Linux Networking – Switch Flooding When Bonding Interfaces

ciscolinuxnetworkingredhatswitch

                                 +--------+
                                 | Host A |
                                 +----+---+
                                     | eth0 (AA:AA:AA:AA:AA:AA)
                                     |
                                     |
                                +----+-----+
                                | Switch 1 | (layer2/3)
                                +----+-----+
                                     |
                                +----+-----+
                                | Switch 2 |
                                +----+-----+
                                     |
                          +----------+----------+
+-------------------------+       Switch 3      +-------------------------+
|                         +----+-----------+----+                         |
|                              |           |                              |
|                              |           |                              |
|     eth0 (B0:B0:B0:B0:B0:B0) |           | eth4 (B4:B4:B4:B4:B4:B4)     |
|                         +----+-----------+----+                         |
|                         |        Host B       |                         |
|                         +----+-----------+----+                         |
|     eth1 (B1:B1:B1:B1:B1:B1) |           | eth5 (B5:B5:B5:B5:B5:B5)     |
|                              |           |                              |
|                              |           |                              |
+------------------------------+           +------------------------------+

Topology overview
- Host A has a single NIC.
- Host B has four NICs which are bonded using the balance-alb mode.
- Both hosts run RHEL 6.0, and both are on the same IPv4 subnet.
Traffic analysis
- Host A is sending data to Host B using some SQL database application.
- Traffic from Host A to Host B: The source int/MAC is eth0/AA:AA:AA:AA:AA:AA, the destination int/MAC is eth5/B5:B5:B5:B5:B5:B5.
- Traffic from Host B to Host A: The source int/MAC is eth0/B0:B0:B0:B0:B0:B0, the destination int/MAC is eth0/AA:AA:AA:AA:AA:AA.
- Once the TCP connection has been established, Host B sends no further frames out eth5.
- The MAC address of eth5 expires from the bridge tables of both Switch 1 & Switch 2.
- Switch 1 continues to receive frames from Host A which are destined for B5:B5:B5:B5:B5:B5.
- Because Switch 1 and Switch 2 no longer have bridge table entries for B5:B5:B5:B5:B5:B5, they flood the frames out all ports on the same VLAN (except for the one it came in on, of course).
Reproduce
- If you ping Host B from a workstation which is connected to either Switch 1 or 2, B5:B5:B5:B5:B5:B5 re-enters the bridge tables and the flooding stops.
- After five minutes (the default bridge table timeout), flooding resumes.
Question
- It is clear that on Host B, frames arrive on eth5 and exit out eth0. This seems ok as that's what the Linux bonding algorithm is designed to do – balance incoming and outgoing traffic.

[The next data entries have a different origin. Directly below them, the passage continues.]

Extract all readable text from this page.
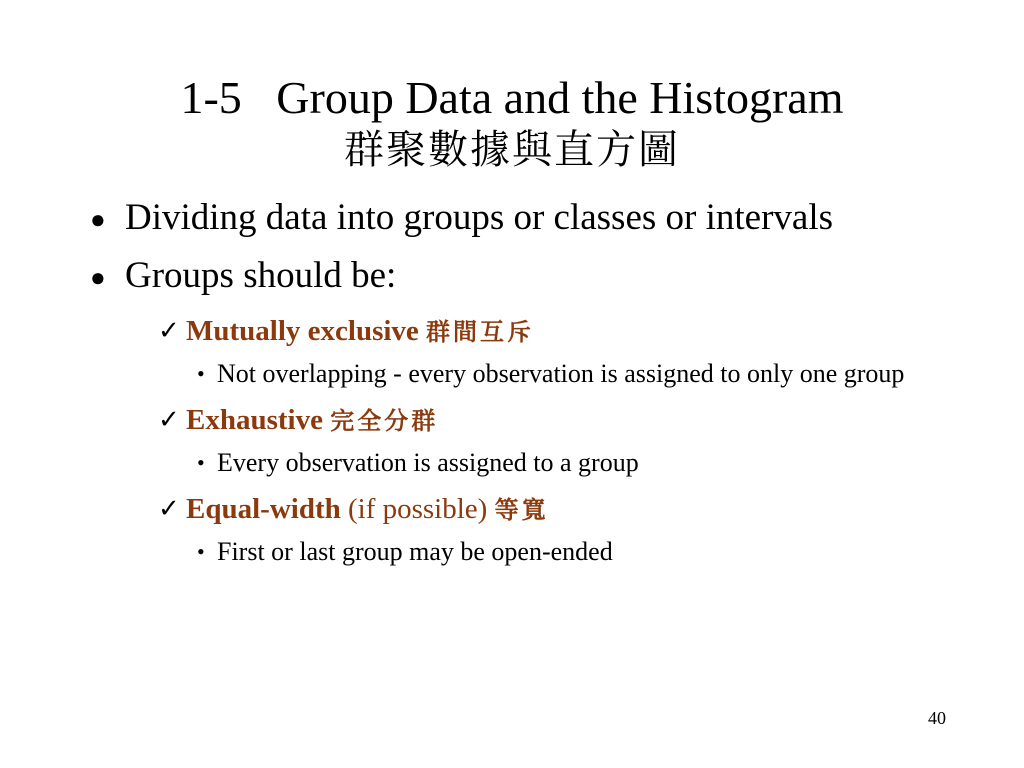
1-5   Group Data and the Histogram
群聚數據與直方圖
● Dividing data into groups or classes or intervals
● Groups should be:
✓ Mutually exclusive 群間互斥
• Not overlapping - every observation is assigned to only one group
✓ Exhaustive 完全分群
• Every observation is assigned to a group
✓ Equal-width (if possible) 等寬
• First or last group may be open-ended
40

But since the switch stops receiving frames with the source MAC of eth5, it gets timed out of the bridge table, resulting in flooding.
- Is this normal? Why aren't any more frames originating from eth5? Is it because there is simply no other traffic going on (the only connection is a single large data transfer from Host A)?

I've researched this for a long time and haven't found an answer. Documentation states that no switch changes are necessary when using mode 6 of the Linux interface bonding (balance-alb). Is this behavior occurring because Host B doesn't send any further packets out of eth5, whereas in normal circumstances it's expected that it would? One solution is to setup a cron job which pings Host B to keep the bridge table entries from timing out, but that seems like a dirty hack.

Best Answer

Yes - this is expected. You've hit a fairly common issue with NIC bonding to hosts, unicast flooding. As you've noted, the timers on your switch for the hardware addresses in question as no frames sourced from these addresses are being observed.

Here are the general options-

1.) Longer address table timeouts. On a mixed L2/L3 switch the ARP and CAM timers should be close to one another (with the CAM timer running a few seconds longer). This recommendation stands regardless of the rest of the configuration. On the L2 switch the timers can generally be set longer without too many problems. That said, unless you disable the timers altogether you'll be back in the same situation eventually if there isn't some kind of traffic sourcing from those other addresses.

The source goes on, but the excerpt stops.